Hartog geht es aber um etwas anderes. Er befragt die Art, mit der Menschen Vergangenheit, Gegenwart und Zukunft miteinander verknüpfen und welche Orientierung sie daraus ziehen. Er unterscheidet ein altes Leitmotiv (Regime), bei dem man aus der Vergangenheit lernen konnte (‚historia magistra vitae’), weil die Vergangenheit die Zeit war, aus der das Licht in die Gegenwart schien. In der Moderne wurde das durch eine Perspektivierung auf die Verheißungen der Zukunft abgelöst, der man alles zutraute, in deren Licht der Fortschritt unweigerlich führen wird. Doch für diese Zuversicht gibt es spätestens seit 1945 keinen Grund mehr (sehr schön in mit Anselm Kiefers Engel der Geschichte demonstriert, einem geschrotteten Flufgzeugwrack).

Schon nach dem Ersten Weltkrieg war klar, dass das Sterben für eine Sache nichts Heroisches mehr haben kann, dass sich Töten industriell perfektionieren lässt. Auschwitz hat diesen ethischen Abgrund noch einmal ins Unendliche wachsen lassen. Spätestens seitdem könnte man wissen, dass diese Geschichte von „Vorsprung durch Technik“ in eine glorreiche Zukunft nur ein fataler Irrweg sein kann. Aber stattdessen haben Kaugummi und dicke Würste ein ‚Lasst es und nochmal probieren‘ hervorgebracht, die die große Illusion noch einmal ein halbes Jahrhundert weitergetragen haben. Star Wars und Juri Gagarin waren die großen Täuschungen der späten Moderne.

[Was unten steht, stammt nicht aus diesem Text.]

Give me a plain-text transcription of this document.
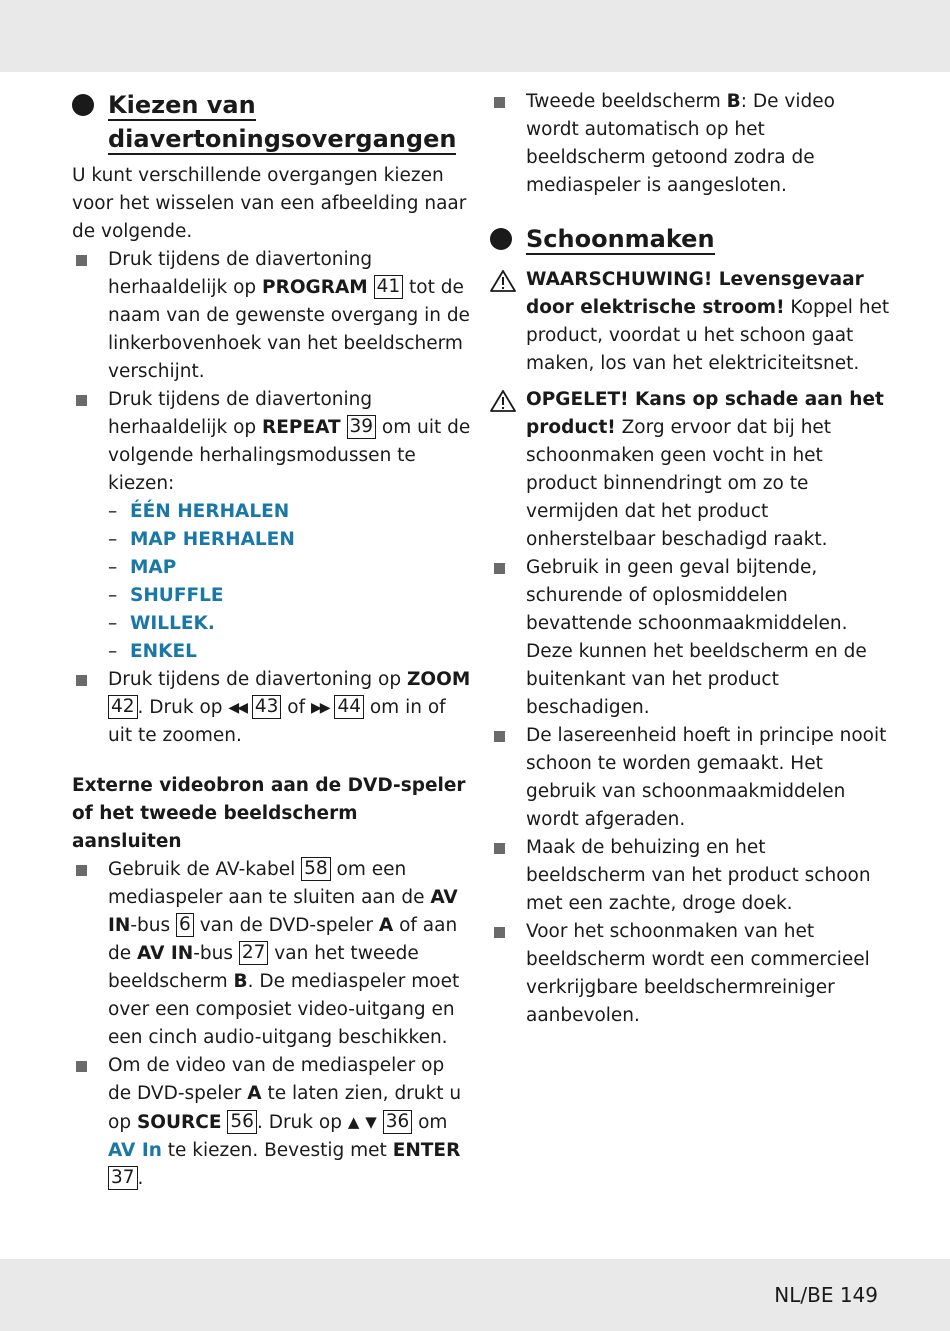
Kiezen van
diavertoningsovergangen

U kunt verschillende overgangen kiezen voor het wisselen van een afbeelding naar de volgende.

Druk tijdens de diavertoning herhaaldelijk op PROGRAM 41 tot de naam van de gewenste overgang in de linkerbovenhoek van het beeldscherm verschijnt.
Druk tijdens de diavertoning herhaaldelijk op REPEAT 39 om uit de volgende herhalingsmodussen te kiezen:
– ÉÉN HERHALEN
– MAP HERHALEN
– MAP
– SHUFFLE
– WILLEK.
– ENKEL
Druk tijdens de diavertoning op ZOOM 42 . Druk op ◀◀ 43 of ▶▶ 44 om in of uit te zoomen.

Externe videobron aan de DVD-speler of het tweede beeldscherm aansluiten

Gebruik de AV-kabel 58 om een mediaspeler aan te sluiten aan de AV IN-bus 6 van de DVD-speler A of aan de AV IN-bus 27 van het tweede beeldscherm B. De mediaspeler moet over een composiet video-uitgang en een cinch audio-uitgang beschikken.
Om de video van de mediaspeler op de DVD-speler A te laten zien, drukt u op SOURCE 56 . Druk op ▲ ▼ 36 om AV In te kiezen. Bevestig met ENTER 37 .
Tweede beeldscherm B: De video wordt automatisch op het beeldscherm getoond zodra de mediaspeler is aangesloten.
Schoonmaken
WAARSCHUWING! Levensgevaar door elektrische stroom! Koppel het product, voordat u het schoon gaat maken, los van het elektriciteitsnet.
OPGELET! Kans op schade aan het product! Zorg ervoor dat bij het schoonmaken geen vocht in het product binnendringt om zo te vermijden dat het product onherstelbaar beschadigd raakt.
Gebruik in geen geval bijtende, schurende of oplosmiddelen bevattende schoonmaakmiddelen. Deze kunnen het beeldscherm en de buitenkant van het product beschadigen.
De lasereenheid hoeft in principe nooit schoon te worden gemaakt. Het gebruik van schoonmaakmiddelen wordt afgeraden.
Maak de behuizing en het beeldscherm van het product schoon met een zachte, droge doek.
Voor het schoonmaken van het beeldscherm wordt een commercieel verkrijgbare beeldschermreiniger aanbevolen.
NL/BE 149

Verheißungen, die heute von immer weniger Menschen geglaubt werden. Diejenigen, die Geld haben, kaufen sich den eigenen SUV-Panzer und verkriechen sich in Gated Communuities. Die anderen machen kaputt, was sie kaputt macht oder was sie dafür halten. Und immer mehr machen sich auf den Weg, um die Töpfe des Nordens auszukratzen. Was um sich greift ist eine große Angst und nur der Populismus vermag sie aufzufangen.

Im Westen, im Norden, merkt man das alles mittlerweile sehr deutlich. Entweder führt das zu einer Flucht in den Selbstbetrug behaglicher Nostalgie. Oder, nicht loslassen könnend von der Hoffnung auf ein Nachleben in der Zukunft, errichten wir uns das eigene Grab, gravieren unsere Namen in Messing in der Hoffnung, dass irgendwer sie lesen wird in 100 Jahren. Hartog demonstrierte das am Beispiel des 2014 errichteten Weltkriegdenkmals in Notre Dame de Lorette in Nordfrankreich: ein kreisrunder hortus conclusus, an dessen Innenseite die Namen von 580.000 Toten des Ersten Weltkrieges in alphabetischer Reihenfolge eingeschrieben sind. Vor wem werden die Namen dieser Toten geschützt? Was ist das für eine furchtbare Welt da draußen?

Die Vergangenheit hat darauf keine Antworten parat. Und die Zukunft, die hier verteidigt wird, ist eine Ilussion, „dubios und beängstigend“. Hartog hat heute Abend die Grabesrede für diese Clio gehalten. Auch er weiß nicht, was nun kommen kann und sollte. Nur eines: „Ein neues Konzept von Geschichte wird nicht in den Werkstätten Europas geschmiedet werden.“

„Angesichts der Herausforderungen der Gegenwart braucht es den reflektierten Umgang mit historischer Erfahrung“

2. Oktober 2018. Die Gerada-Henkel-Stiftung hat mit ihrem Portal L.I.S.A Interesse am Bielefelder Theoriezentrum gefunden und mich um ein Interview gebeten. Das Ergebnis ist nun online.

Es ist für mich immer noch ein befremdendes Unterfangen, etwas zu lesen, was ich selbst geschrieben habe, etwas zu hören, was ich selbst gesagt habe. So in etwa, wie wenn man seine eigene Stimme auf einer Aufnahme hört, die doch so ganz anders klingt, als das, was beim Sprechen direkt durch die Ohren zurückkommt.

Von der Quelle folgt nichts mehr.